No, not at all. Let’s say we have a 100 x 100 raster. And there are two cells with known y = 1, and their locations are (25, 30) and (72, 80), assuming the cutting size is 21 x 21, I am going to cut two squares centered at the above 2 locations. For the first one, it will be from 15 to 35 on x-axis and 20 to 40 on y-axis. And this new and smaller subraster will carry a label y = 1.

So, a 21x21 raster as the new X, and 1 as the label for this X.

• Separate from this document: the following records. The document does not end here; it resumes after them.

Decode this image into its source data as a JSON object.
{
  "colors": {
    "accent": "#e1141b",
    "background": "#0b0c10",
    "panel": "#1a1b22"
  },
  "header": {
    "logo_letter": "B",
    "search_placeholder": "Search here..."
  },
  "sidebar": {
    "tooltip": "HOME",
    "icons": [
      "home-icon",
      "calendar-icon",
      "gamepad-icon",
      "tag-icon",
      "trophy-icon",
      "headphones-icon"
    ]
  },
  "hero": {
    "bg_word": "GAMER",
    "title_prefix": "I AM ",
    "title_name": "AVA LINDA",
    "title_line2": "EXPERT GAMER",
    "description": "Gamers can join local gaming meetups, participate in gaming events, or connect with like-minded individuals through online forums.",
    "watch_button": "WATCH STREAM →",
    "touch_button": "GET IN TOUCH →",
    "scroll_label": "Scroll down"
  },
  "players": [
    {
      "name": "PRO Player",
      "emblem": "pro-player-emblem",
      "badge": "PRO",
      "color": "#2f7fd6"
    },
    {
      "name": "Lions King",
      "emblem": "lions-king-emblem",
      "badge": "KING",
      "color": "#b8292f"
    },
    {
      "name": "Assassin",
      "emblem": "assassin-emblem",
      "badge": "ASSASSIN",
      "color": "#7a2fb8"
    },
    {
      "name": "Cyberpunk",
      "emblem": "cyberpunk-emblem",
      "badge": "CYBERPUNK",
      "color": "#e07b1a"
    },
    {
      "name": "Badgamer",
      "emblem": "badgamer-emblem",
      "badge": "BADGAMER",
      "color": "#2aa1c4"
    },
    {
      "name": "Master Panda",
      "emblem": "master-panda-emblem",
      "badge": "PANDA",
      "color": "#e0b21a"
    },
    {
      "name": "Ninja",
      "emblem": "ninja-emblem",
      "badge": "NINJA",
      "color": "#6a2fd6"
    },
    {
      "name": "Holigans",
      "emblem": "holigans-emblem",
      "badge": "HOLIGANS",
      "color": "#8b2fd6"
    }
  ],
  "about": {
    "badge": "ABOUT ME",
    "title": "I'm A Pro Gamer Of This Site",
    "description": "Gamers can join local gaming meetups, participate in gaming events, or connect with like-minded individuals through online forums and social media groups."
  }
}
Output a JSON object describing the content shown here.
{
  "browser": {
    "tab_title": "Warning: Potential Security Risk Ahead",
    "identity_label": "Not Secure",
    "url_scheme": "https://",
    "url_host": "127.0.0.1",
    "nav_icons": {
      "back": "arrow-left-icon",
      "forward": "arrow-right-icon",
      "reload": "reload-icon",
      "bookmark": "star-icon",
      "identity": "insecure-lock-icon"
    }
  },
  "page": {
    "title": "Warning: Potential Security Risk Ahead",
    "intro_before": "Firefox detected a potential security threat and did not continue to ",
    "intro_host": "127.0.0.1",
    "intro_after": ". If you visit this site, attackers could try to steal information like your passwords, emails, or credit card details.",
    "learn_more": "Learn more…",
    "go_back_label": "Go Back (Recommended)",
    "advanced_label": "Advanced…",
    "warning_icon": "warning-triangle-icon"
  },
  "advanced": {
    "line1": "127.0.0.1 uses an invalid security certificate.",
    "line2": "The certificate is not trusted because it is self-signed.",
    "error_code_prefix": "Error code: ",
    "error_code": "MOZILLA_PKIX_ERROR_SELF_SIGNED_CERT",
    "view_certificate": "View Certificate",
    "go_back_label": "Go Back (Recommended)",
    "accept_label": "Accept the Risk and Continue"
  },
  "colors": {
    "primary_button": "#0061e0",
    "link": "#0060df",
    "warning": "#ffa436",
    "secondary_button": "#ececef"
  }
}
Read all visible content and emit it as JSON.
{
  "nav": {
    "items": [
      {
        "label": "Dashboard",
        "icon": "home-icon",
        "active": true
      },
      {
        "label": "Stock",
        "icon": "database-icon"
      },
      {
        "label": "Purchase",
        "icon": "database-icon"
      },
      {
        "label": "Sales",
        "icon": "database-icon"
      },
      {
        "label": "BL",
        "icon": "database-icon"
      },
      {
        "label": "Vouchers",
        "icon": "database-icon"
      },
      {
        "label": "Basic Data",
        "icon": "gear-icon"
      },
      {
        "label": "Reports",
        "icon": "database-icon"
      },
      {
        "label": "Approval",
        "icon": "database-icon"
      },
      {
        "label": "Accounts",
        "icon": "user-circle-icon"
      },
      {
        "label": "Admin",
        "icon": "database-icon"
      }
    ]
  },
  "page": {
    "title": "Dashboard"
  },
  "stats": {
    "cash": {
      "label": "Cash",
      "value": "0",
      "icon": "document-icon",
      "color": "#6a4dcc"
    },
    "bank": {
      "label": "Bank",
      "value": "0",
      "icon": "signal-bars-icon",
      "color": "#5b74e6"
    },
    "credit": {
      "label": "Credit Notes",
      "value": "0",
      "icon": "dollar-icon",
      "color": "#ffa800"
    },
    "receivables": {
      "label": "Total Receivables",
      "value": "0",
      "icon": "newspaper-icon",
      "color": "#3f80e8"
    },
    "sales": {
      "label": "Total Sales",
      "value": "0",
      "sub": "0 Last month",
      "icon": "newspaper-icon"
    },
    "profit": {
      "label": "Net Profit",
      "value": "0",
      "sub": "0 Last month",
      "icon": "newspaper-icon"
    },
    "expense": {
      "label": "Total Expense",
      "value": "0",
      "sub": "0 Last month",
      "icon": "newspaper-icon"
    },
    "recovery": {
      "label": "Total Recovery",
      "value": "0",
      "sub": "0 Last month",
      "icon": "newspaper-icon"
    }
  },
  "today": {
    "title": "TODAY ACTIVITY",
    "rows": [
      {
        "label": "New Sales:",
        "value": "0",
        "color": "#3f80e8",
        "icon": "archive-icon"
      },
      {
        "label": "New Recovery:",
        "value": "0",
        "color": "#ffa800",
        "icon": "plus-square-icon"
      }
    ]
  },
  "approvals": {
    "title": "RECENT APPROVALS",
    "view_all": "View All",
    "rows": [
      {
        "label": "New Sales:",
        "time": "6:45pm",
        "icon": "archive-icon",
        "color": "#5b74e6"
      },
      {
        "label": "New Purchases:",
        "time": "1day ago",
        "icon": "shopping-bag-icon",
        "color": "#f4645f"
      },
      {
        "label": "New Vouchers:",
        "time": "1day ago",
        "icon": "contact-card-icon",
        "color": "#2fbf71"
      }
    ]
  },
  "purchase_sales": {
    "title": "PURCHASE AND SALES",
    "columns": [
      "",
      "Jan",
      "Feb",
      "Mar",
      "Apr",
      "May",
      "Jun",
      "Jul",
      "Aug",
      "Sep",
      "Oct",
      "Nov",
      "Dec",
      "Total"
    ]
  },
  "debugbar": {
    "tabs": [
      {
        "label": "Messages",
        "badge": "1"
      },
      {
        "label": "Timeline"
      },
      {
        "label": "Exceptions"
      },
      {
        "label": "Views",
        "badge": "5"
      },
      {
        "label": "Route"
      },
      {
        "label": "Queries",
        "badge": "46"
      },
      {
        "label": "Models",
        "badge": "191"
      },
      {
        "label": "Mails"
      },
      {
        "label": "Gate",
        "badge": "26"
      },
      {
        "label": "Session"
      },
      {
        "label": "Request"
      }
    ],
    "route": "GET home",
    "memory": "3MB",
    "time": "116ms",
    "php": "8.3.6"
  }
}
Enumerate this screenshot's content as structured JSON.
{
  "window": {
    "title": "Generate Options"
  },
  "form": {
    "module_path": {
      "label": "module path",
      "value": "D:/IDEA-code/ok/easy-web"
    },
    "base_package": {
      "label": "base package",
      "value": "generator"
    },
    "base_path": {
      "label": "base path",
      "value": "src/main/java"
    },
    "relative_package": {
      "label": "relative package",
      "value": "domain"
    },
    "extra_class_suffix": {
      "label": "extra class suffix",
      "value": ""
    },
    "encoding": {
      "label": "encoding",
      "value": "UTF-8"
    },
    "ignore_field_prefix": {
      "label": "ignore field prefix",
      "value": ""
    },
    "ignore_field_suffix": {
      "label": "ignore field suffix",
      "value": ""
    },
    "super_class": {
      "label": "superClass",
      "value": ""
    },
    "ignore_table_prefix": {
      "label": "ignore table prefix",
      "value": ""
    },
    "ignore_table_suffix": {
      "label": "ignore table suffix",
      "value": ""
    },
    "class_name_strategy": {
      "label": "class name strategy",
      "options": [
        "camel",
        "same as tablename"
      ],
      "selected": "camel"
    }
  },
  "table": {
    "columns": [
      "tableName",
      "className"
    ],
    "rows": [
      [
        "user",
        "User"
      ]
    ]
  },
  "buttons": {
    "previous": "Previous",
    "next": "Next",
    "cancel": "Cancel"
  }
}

@Manu Is 90 minutes the time for training a model for one species? Or is it the time for making prediction for one species in all rasters?

I am really confused now @rmwkwok :joy: I guess I have just said the same, haven’t I :thinking:

Since the labels are for the individual cells, then using y = 1 for all the cells in the region defined by (15, 20), (35, 20), (15, 40) and (35, 40) isn’t the same as replicating y = 1 for all these cells? And I am assuming if any of these cells have known y, then we will simply use those labels. Please correct me, if I am understanding it incorrectly.

Regards,
Elemento

No problem :slight_smile:

Now the new model will accept my new X and predict one value of y, not a matrix of y. It’s like accepting a photo and predict whether it is Cat or Not Cat.

But the problem requires us to predict the matrix of labels right :thinking:, i.e., defining whether the species is present in each cell or raster or not, instead of whether the species is present in the entire raster?

In that case we need to make more number of predictions to go through the whole 100 x 100 raster.